Analysis-Ready Data in Practice from a Cloud-Native Perspective

As Earth observation data becomes more abundant and diverse, the Earth Observation user community has spent considerable effort trying to find a common definition of “Analysis-Ready Data” (ARD). One of the most obvious reasons this is hard is that it relies on the assumption that we can predict what kind of analysis a user wants to perform. Certainly, someone using satellite imagery to analyze evapotranspiration is going to need something very different from someone trying to detect illegal mines.

Despite this, we believe there is some degree of preprocessing, metadata provision, and harmonization that will be useful for most users to move more quickly.

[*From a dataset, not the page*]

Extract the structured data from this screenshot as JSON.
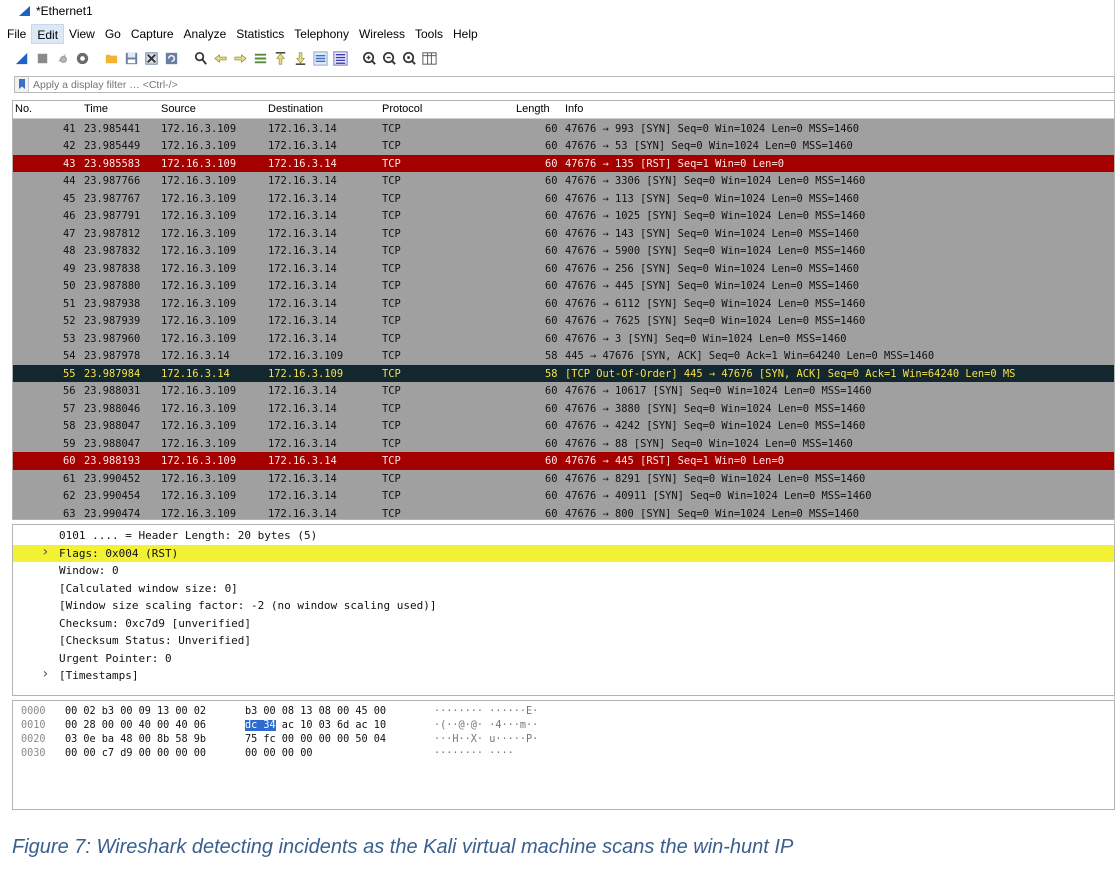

This blog post is an overview of our current thinking on ARD based on work we’ve been doing with NASA, the Committee on Earth Observation Satellites (CEOS) Systems Engineering Office, and others over the past year.

STAC

Some of the challenges of aligning around a definition of ARD has been solved by adoption of the SpatioTemporal Asset Catalogs (STAC) metadata specification. In an ideal case, STAC metadata allows users to load data easily into a variety of configurations that might suit their needs – e.g., into a datacube.

STAC was designed to be flexible and has an intentionally small core that can be added to via extensions. Many STAC extensions have been developed, but there is no clear guidance on which extensions could be added to a STAC metadata catalog to create something that would be considered ARD. The best extensions to enable ARD may not even exist yet.

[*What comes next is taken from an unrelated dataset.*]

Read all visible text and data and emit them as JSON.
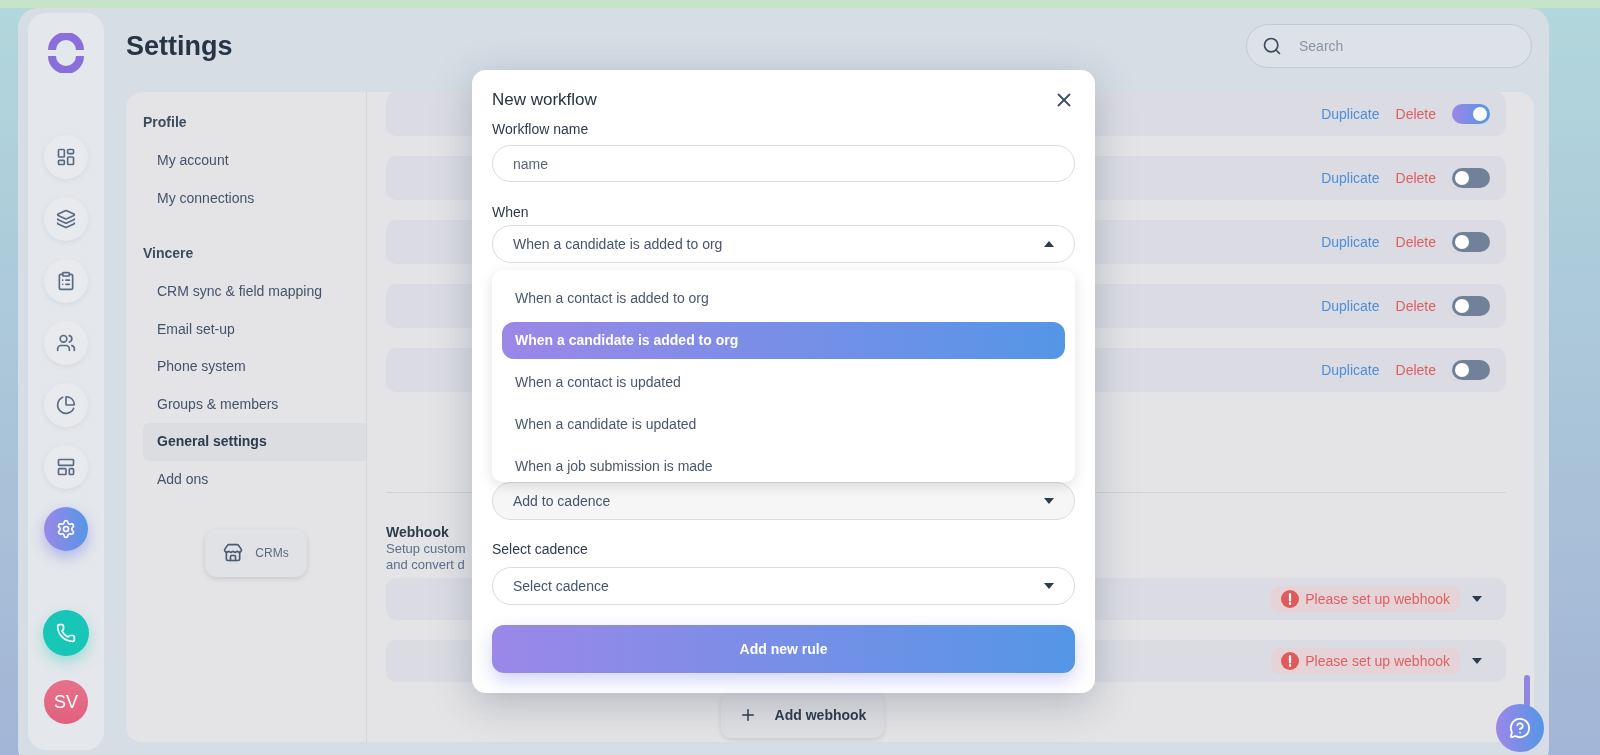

We need to create best practices that define which STAC extensions should be used (or developed) to signal that data should be considered analysis-ready. If we do this, we could use the concept of a STAC “profile” to define which combination of STAC extensions should be used and validated to create ARD data.

CEOS-ARD

CEOS-ARD (analysis-ready data)

The list of published CEOS-ARD Product Family Specifications.

CEOS-ARD (formerly known as “CARD4L”) defines “product family specifications” for eight product types which are either categorized as “Optical” or “Radar”. CEOS-ARD describes itself as follows:

CEOS Analysis Ready Data (CEOS-ARD) are satellite data that have been processed to a minimum set of requirements and organized into a form that allows immediate analysis with a minimum of additional user effort and interoperability both through time and with other datasets.

This is a great resource to start from, especially with regards to the data pre-processing requirements. A lot of smart people from different space agencies have worked on it and concluded on a set of minimum requirements that are accompanied by additional optional requirements. The requirements are currently specified in (mostly tabular) PDF/Word documents, but they are in the process of migrating to a GitHub and Markdown based process. Implementers can go through the documents and check to see if they fulfill the requirements. For the synthetic aperture radar (SAR) product family specification, there’s additionally an XML metadata encoding available.

CEOS-ARD is a great foundation, and we have identified several areas where we believe it could be made even better.

Right-sizing the number of CEOS-ARD metadata requirements

The SAR product family specifications include a large number of requirements that make it difficult to implement. SAR data is inherently complex, so I don’t expect we can change a lot, but there are likely some small tweaks we can propose to CEOS.

For example, the SAR product family specification includes various file related metadata requirements that mostly apply to RAW data (e.g., header size and the byte order). Is RAW data really analysis-ready if such properties must be known? Usually software should handle that. Building on this, perhaps ARD formats should only be based on formats that are readable by GDAL because that is what most users use. In the geospatial world, GDAL is effectively a de-facto standard at this point, as most users use it directly or use software that uses it under the hood.

Ultimately, we should aim to make the ARD specification as complex as needed but as simple as possible. We also need to be careful to not have too many optional requirements and instead prioritize requirements that bring the most value to most users.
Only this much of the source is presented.